Todos esses elementos visuais e de linguagem ajudam a compor uma mensagem que potencialmente faz com que pessoas comuns, como ele, se sintam à vontade com o vídeo. Além disso, a própria mensagem gerou identificação entre aqueles que também vivenciam a realidade do trabalho precarizado. Tais elementos presentes do vídeo vão ao encontro dos achados de Atayeva (2024, p. 37) sobre viralização: “singularidade, capacidade de identificação e autenticidade são identificadas como atributos cruciais para o sucesso do conteúdo viral”. Em um discurso de apenas 1 minuto e 7 segundos, Rick conseguiu obter 1,4 milhão de visualizações, 158 mil curtidas, 11,2 mil compartilhamentos, 7.833 comentários e 7.283 salvamentos. Esse caso evidencia como narrativas pessoais que reverberam em experiências coletivas podem gerar alto engajamento e viralização.
Além dos números expressivos, chama atenção um outro aspecto desse caso. Para situar a reflexão a seguir, vale mencionar que umas das abordagens dos estudos sobre plataformização é a economia política crítica. Poell, Nieborg e van Dijck (2020, p. 5) destacam que estudiosos dessa corrente já chamaram a atenção para questões como exploração do trabalho, vigilância e imperialismo, citando Fuchs (2017) como referência nesse debate. Além disso, mencionam a contribuição de Jin (2013, apud Poell, Nieborg e van Dijck, 2020, p. 5), “que introduziu a noção de ‘imperialismo de plataforma’, argumentando que o rápido crescimento de empresas como Facebook e Google demonstra que o ‘imperialismo americano continuou’”.

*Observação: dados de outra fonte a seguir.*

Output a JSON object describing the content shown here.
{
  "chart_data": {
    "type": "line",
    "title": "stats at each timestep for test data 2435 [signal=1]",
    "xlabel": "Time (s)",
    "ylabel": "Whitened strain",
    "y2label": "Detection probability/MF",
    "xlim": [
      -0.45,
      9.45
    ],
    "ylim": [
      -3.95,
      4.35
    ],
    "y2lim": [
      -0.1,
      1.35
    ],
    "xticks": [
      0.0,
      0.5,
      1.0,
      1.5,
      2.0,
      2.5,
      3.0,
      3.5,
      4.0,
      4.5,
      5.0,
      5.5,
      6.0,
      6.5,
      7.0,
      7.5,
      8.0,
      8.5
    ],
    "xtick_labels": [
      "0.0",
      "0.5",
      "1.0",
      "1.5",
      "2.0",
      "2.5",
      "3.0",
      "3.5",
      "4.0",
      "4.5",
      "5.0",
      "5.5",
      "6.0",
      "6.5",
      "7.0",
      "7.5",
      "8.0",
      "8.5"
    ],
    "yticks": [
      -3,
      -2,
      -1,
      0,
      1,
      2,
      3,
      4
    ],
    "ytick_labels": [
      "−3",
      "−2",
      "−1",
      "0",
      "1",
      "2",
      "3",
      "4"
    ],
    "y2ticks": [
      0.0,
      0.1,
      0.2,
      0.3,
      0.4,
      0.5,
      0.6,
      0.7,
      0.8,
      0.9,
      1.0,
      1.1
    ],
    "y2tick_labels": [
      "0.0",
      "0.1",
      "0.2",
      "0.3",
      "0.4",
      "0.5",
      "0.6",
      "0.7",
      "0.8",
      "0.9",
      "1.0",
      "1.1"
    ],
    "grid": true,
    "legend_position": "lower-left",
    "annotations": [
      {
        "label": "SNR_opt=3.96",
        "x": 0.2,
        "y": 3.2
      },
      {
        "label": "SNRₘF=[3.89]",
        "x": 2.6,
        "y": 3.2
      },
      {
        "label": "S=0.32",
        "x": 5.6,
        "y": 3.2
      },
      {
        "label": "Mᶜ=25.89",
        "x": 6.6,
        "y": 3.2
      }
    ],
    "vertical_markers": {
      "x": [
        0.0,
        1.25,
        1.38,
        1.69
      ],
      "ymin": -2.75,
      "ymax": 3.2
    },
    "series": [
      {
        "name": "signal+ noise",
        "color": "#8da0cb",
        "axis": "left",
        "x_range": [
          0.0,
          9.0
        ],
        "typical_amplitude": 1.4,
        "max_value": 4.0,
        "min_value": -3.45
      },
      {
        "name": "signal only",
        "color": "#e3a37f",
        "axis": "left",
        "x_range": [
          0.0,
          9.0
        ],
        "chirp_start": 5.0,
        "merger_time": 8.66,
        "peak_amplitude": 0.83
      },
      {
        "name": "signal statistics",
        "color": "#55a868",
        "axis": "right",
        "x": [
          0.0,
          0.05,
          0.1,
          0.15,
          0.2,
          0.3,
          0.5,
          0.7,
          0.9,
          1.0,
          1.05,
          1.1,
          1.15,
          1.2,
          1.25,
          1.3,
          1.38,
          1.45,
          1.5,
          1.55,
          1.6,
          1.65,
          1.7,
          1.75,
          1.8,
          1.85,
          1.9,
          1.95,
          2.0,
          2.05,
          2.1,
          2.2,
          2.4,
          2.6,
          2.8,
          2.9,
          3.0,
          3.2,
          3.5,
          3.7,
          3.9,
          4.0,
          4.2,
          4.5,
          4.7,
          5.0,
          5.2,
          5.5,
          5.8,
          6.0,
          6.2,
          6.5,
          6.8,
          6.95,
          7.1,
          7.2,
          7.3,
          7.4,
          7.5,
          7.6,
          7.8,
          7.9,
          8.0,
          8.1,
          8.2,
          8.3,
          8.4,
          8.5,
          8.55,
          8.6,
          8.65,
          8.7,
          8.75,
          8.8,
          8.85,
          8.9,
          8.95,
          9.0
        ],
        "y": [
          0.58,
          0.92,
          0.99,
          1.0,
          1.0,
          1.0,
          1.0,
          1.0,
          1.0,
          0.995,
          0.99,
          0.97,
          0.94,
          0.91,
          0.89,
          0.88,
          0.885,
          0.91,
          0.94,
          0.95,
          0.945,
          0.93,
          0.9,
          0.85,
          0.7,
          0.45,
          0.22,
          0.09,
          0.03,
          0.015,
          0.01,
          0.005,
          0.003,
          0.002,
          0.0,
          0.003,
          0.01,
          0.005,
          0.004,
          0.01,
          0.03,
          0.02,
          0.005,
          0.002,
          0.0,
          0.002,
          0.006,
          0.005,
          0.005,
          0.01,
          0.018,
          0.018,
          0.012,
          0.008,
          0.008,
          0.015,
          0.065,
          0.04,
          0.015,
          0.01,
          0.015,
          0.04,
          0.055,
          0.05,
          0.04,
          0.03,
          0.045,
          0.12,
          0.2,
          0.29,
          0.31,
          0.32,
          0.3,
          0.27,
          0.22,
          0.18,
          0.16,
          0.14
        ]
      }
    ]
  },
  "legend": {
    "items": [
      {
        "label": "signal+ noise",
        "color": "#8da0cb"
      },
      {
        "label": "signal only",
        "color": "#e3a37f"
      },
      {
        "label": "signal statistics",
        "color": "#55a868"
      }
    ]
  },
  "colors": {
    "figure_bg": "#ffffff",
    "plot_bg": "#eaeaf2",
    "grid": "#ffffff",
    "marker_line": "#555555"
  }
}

Nesse panorama, é importante destacar que ao usar o TikTok para denunciar a precarização do trabalho, Rick Azevedo se valeu de uma plataforma inscrita na lógica de exploração e do lucro sobre os produtores de conteúdo para inverter seu sentido, transformando-a em um espaço de mobilização popular. Poucos dias após a viralização do vídeo, ele anunciou a criação do movimento Vida Além do Trabalho (VAT) para lutar pelo fim da escala 6x1, que foi articulado por meio da organização de apoiadores em grupos no WhatsApp e Telegram.
Portanto, assim como o “chão da fábrica” serviu de espaço para a organização e protesto de trabalhadores do ABC paulista, no fim dos anos 1970, por melhores salários e condições de trabalho, as plataformas digitais também podem funcionar como arenas de luta. Nesse sentido, o caso de Rick Azevedo evidencia como as plataformas de mídia social podem ser apropriadas de forma subversiva para expor as contradições do capitalismo, denunciar a exploração de trabalhadores e mobilizar a sociedade em prol de mudanças. Como Poell, Nieborg e van Dijck concluem (2020, p. 8), “o desafio é integrar plataformas na sociedade sem comprometer as tradições vitais de cidadania e sem aumentar as disparidades na distribuição de riqueza e poder”. Sendo assim, o estudo desse caso pode indicar tendências, inspirar iniciativas e contribuir para reflexões sobre caminhos em direção a uma maior soberania digital.